This is a portfolio project to demonstrate deep understanding of kubernetes (k8s) and CI/CD pipelines using the azure cloud computing platform. It is made as part of a job interview process for RaboBank, a large bank in the Netherlands.
The job is for a Data Engineer building pipelines to serve AI applications and enable agentic tools.
It needs to demonstrate how k8s works, and how CI/CD pipelines should be setup. It is a toy project, demonstrating scaling, error handling, failover, resilience, load splitting, etc.
The basic idea is to serve an application with 3 parts - a front end, a backend and a database.

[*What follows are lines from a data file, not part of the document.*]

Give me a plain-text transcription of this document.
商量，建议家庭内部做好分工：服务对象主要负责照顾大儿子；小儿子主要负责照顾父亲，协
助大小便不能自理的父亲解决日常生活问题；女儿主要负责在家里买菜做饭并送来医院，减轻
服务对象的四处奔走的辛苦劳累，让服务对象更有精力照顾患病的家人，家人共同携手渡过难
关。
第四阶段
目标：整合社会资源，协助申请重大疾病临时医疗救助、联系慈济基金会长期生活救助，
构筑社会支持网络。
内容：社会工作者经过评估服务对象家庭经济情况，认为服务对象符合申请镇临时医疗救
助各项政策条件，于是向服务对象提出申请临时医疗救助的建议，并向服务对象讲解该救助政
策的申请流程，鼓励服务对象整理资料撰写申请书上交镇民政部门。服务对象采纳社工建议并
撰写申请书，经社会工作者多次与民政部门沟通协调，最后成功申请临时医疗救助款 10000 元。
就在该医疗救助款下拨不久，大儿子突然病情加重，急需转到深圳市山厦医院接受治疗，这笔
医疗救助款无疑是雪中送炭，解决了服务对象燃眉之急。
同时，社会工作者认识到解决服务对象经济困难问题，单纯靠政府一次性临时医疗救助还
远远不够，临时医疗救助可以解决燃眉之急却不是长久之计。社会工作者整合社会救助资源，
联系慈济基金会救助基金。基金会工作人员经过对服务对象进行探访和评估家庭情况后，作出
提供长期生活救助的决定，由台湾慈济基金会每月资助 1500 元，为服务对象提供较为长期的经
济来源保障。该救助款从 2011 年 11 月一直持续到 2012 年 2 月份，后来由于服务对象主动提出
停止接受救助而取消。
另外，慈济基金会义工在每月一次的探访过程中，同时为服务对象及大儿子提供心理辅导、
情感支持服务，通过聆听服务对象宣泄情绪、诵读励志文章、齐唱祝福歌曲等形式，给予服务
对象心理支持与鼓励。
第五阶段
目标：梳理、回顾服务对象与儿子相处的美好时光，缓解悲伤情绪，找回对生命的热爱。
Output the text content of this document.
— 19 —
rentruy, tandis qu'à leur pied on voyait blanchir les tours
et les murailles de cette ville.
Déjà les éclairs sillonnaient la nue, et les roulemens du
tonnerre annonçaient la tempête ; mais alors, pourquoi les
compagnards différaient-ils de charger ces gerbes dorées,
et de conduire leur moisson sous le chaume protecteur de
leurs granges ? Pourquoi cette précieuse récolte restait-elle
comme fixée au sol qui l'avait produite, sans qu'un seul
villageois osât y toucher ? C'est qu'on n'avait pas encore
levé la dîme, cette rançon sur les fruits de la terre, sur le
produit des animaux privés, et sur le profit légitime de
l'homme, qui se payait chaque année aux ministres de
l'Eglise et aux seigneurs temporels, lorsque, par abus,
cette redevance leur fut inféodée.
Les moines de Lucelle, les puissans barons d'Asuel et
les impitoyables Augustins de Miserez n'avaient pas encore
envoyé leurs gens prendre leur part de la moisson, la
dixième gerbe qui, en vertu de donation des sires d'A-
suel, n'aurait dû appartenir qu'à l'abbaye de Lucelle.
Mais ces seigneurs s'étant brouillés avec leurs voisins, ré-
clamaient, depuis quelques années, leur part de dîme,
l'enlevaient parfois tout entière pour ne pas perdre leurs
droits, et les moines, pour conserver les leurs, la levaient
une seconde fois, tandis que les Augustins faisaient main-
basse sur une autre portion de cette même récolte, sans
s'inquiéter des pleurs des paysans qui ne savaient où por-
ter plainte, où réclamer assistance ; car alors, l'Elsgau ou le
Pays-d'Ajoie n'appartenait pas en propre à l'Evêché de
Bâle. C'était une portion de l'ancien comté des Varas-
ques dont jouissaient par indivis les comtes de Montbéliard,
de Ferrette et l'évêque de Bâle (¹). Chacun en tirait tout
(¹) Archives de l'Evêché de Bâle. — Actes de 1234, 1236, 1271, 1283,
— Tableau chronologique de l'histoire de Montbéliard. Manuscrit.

I want your advice about what kind of application it could be - it should deal with unstructured data ideally. Perhaps some text and images inside pdf files, that needs to be extracted, cleaned and validated.
In order to demonstrate the strengths of k8s, we will need to simulate varying amounts of traffic, and simulate memory leaks, bed deployements, introducing bugs accidentally on purpose. We can have a bit of fun.
We need to plan.
The tool will make use of azure services where necessary as I believe this is what RaboBank does in real life.
I want a dashboard to show what K8s is doing, and metrics about the live system. I want a web ui to be able to control traffic and what kind of unstructured data is being generated. The whole thing needs to be able to be spun up for demonstrations and spun down when not in use. the cost per hour should be minimized where possible, to less than 10 euro per hour, if thats possible.
Lets do some planning and brainstorming.
For the unstructured data, im wondering if we can do some sort of classification of combinations of images, and try to identify if text is public, confidential, secret, or top secret. Maybe we could create some sort of fun scenario that would make a team working in a bank smile. Because we need to generate a lot of unstructured data in order to stress test the system, generation should be fast and cheap - maybe using templates or combining existing elements, rather than generating everything from scratch.
This is a demo for an interview.